Тот хлопал меня по спине и что-то шептал.
– Спасибо тебе, до гроба обязан буду, брат. – сказал он и отпустил меня.
Я утëр нос рукавом белого халата и взглянул на ребят. Кто-то подскочил со своих коек, кто-то испуганно смотрел. Одно было ясно, проснулись все.
Через мгновение после этого, забежал парень с автоматом в руках.
– Кто стрелял?!
– Я! – еле удержался, чтобы не поднести руку к пустой голове. – Мальчик, обратился.
– В кого?
– Блядь, в Румпельштильцхена! – зло прошипел тощий, мелкий парнишка. – Сам то как думаешь, даун?
– Костя, рот закрой. – послышался чей-то шепот.
– Это унести надо. – брезгливо поморщился солдат, кивнув на тело мальчика.
Я подошëл и взял его на руки.
– Куда?
– Пошли. – кивнул вояка, ещë больше скривившись, будто я не тело маленького мальчика несу, а мешок с мусором.
Мы, на грузовом лифте поднялись наружу.
Ледяной, декабрьский ветер сбивал меня с ног.
– В яму бросай! Завтра сожжём! – орал мне в ухо вояка.
– Похоронить нужно! – опешил я.
– Ты сейчас сам туда ляжешь! – дуло его автомата, смотрело мне в лицо.
– Прости меня, Пашка. – прошептал я и скинул тело мальчика к остальным, заснеженным телам.
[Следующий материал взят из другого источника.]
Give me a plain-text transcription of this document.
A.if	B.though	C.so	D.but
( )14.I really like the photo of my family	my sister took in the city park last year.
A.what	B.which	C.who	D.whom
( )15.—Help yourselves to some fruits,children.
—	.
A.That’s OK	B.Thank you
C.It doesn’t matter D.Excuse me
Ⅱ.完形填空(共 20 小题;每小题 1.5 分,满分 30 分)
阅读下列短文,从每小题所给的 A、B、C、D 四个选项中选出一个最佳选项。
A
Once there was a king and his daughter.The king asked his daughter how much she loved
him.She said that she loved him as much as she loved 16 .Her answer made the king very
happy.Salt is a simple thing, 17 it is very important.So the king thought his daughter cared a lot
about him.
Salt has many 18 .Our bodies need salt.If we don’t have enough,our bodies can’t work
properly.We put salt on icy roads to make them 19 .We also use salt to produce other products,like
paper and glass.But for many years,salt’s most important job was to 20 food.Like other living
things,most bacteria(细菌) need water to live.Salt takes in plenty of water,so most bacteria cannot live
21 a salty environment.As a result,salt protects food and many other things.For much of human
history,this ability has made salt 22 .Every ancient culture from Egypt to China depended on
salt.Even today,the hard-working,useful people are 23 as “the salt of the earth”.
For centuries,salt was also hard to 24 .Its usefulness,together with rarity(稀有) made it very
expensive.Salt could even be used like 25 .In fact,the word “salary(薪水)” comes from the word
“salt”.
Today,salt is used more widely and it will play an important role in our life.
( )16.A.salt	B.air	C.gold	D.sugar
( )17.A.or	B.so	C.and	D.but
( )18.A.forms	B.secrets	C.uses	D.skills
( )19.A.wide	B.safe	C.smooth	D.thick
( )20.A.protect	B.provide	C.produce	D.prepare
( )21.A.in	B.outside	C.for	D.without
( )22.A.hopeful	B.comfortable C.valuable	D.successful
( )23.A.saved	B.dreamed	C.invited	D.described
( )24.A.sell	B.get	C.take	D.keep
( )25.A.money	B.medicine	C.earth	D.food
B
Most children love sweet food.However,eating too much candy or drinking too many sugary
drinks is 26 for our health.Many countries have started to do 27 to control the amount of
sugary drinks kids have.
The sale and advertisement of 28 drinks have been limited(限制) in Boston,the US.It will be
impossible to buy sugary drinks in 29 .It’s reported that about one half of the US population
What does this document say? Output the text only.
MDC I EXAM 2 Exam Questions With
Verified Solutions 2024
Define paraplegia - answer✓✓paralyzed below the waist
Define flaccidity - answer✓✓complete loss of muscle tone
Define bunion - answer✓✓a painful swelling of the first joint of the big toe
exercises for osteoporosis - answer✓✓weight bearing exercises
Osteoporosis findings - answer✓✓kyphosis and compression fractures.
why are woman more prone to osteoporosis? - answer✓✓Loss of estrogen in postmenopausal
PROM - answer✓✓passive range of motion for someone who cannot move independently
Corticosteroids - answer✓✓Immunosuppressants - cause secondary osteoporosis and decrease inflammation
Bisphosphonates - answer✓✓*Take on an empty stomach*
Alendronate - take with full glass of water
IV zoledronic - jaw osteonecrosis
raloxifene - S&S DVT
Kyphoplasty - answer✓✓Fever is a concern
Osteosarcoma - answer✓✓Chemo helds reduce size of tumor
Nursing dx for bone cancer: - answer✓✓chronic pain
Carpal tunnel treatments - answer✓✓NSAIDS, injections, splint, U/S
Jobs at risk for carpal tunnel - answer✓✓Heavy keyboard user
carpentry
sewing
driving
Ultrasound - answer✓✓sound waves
Мне вдруг вспомнилось, как я копал чуть мёрзлую землю за нашим домом. Всё случилось так внезапно. Я приехал домой за день до дня рождения Лизоньки. Моей дочке исполнился только годик. Катя, моя чудесная жена, к моему приезду, научила говорить её слово папа. Я держал на руках мою заиньку и плакал, а она всё говорила, папа, папа, как заводная. Я был самым счастливым человеком на свете и благодарил Бога, за всё, что имею. Буквально через два дня, я всё это потерял. Проснулся утром от запаха глазуньи, поцеловал Катю, что хлопотала на кухне. Умыл, накормил, и посадил в манеж Лизоньку. Катя поцеловала меня в шею и выпорхнула из кухни. Спустя минут пятнадцать я заподозрил неладное.
– Катюша, ты чего там? – руки сами собой взялись за кухонный нож, армейская привычка, никогда не оставаться без оружия. – Катюш. – я медленно встал из-за стола, направляясь в спальню.
Лизонька ни с того ни сего заплакала. Я на секунду отвлёкся, повернув голову в сторону манежа. Тогда, на меня набросилась моя жена. Безумные глаза, изо рта капает слюна. Она вцепилась мне в лицо ногтями, даже не почувствовав нож, что по самую рукоять, вошёл в её грудь. Я провернул лезвие внутри её грудной клетки, вынув его. Она никак не отреагировала на это. Сознание услужливо подсказало.
Она больше не человек.
Дальше всё закрутилось в безумном вихре. И вот я уже сижу на полу весь в крови, рядом с телом моей жены, а в манеже рыдает моя маленькая дочка. Я вышел во двор и выкопал первую могилу. Только потом сообразил набрать армейским знакомым. Я осознавал, что сделал, и укрываться от правосудия не намерен. Знакомый капитан невнятно рассказывал про повсеместную истерию. Он же дал прямую наводку на полковника Зимина Станислава Сергеевича. Ведь сейчас я находился в его районе. Я позвонил, объяснил ситуацию, сказали ждать, за мной приедут. Что же теперь будет с Лизой? Наверное отдадут на воспитание Жанне Львовне, моей тёще. Я вернулся в дом и тут же замер от ужаса. Маленькая девочка, стоявшая в манеже, больше не была моей дочерью. И вот, я уже капаю вторую могилу, но поменьше первой. К дому подъезжает урал.